Hiring isn’t easy. We know that. But that’s exactly why every person involved, HR, recruiter, hiring manager , needs to meet the same professional standard they expect from us.
Respect goes both ways. Process goes both ways. So should the effort.
Lastly: Rejection is redirection. yes, but let’s talk honestly.
“Inget ya, rejection is redirection ✨ :)”
I agree. Rejection can be redirection. Especially if it saves us from ending up in a toxic environment.
Because let’s be real: in some companies ( especially in STEAM ) discrimination still happens. Not just quietly. Openly. Whether it’s based on gender, appearance, personality type, or even weird physical traits like face shape or hand size.
In that kind of environment, rejection is better than fake inclusion. Better than being hired only to be pushed out during probation, or sidelined because you don’t “look the part.”
But here’s the thing: that doesn’t make it okay.
Just because rejection protects us from a bad system, doesn’t mean we should accept the system as normal. The standard should be meritocracy. Skills. Work ethic. Not whether you’re tall enough or have the “right” energy.
Normalizing this behavior signals that the hiring process isn’t about capability, it’s about bias. That’s not how we build strong teams. That’s not how we grow inclusive, high-performing companies.
So yes , rejection is redirection. But that only matters if we’re all moving in the right direction: toward better hiring, honest feedback, and real professionalism. Not surface-level quotes with zero change behind them.
Share, but don’t normalize.
Thanks for sharing the insight. Stories like this matter, because they show what’s really happening behind the scenes. But we have to draw a clear line: sharing is not the same as normalizing.
If something isn’t professional, say it. If something breaks meritocracy, call it out.
Recruitment should be based on skill, not superstition. Decisions should reflect capability, not bias. And above all, every person involved (HR, hiring manager, recruiter)should hold the line on professionalism.

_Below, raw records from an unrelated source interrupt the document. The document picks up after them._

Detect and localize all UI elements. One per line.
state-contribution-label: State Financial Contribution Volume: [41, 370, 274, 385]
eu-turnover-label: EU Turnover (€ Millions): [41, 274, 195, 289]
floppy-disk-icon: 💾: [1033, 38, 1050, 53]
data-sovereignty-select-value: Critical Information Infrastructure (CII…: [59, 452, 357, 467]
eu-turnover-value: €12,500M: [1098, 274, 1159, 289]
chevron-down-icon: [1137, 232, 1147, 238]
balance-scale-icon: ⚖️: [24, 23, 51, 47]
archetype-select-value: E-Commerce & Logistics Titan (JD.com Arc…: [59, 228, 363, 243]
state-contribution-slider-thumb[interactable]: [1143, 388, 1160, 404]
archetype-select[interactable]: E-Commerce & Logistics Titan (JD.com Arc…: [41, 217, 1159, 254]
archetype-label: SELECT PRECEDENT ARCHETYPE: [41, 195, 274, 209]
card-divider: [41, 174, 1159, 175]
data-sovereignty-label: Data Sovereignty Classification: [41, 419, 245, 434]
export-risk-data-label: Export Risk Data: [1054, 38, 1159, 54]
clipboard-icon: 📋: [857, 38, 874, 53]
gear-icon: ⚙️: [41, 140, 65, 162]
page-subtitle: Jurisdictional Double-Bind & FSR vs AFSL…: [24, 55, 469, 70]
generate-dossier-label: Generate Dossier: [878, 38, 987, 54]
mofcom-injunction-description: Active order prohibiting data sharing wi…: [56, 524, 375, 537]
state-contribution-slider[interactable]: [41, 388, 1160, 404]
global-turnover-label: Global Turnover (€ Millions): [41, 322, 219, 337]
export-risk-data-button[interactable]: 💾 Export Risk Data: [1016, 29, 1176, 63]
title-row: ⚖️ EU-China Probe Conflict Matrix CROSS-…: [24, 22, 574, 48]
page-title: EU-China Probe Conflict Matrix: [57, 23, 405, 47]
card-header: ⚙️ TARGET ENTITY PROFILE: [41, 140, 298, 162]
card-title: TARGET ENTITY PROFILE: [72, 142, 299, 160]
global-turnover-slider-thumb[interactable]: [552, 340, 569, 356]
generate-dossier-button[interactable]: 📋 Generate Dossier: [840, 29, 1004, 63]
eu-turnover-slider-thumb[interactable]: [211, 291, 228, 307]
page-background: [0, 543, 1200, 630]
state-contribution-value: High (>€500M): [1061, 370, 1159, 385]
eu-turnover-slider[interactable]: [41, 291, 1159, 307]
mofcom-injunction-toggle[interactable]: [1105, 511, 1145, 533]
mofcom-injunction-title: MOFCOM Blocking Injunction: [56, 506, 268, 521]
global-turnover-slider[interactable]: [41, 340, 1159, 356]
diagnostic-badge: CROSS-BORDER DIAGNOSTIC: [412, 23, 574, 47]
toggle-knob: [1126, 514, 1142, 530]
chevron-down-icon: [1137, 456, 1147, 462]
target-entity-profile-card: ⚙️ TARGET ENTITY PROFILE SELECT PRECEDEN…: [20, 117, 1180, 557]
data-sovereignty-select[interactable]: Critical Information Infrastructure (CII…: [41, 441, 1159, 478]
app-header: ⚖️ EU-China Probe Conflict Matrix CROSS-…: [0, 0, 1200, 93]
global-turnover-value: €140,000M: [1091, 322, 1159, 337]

If you know a good candidate , someone you’ve worked with, someone whose performance you’ve seen firsthand, lift them up. Recommend them. Speak up not because of how they look or some vague "energy," but because you know how they work. That’s how meritocracy is built: on real experience, not mystic filters.
Keep sharing. Keep telling the truth. But let’s stop accepting bad practices as “just how it is.” Let’s raise the bar, because if we all do our part, we all move better.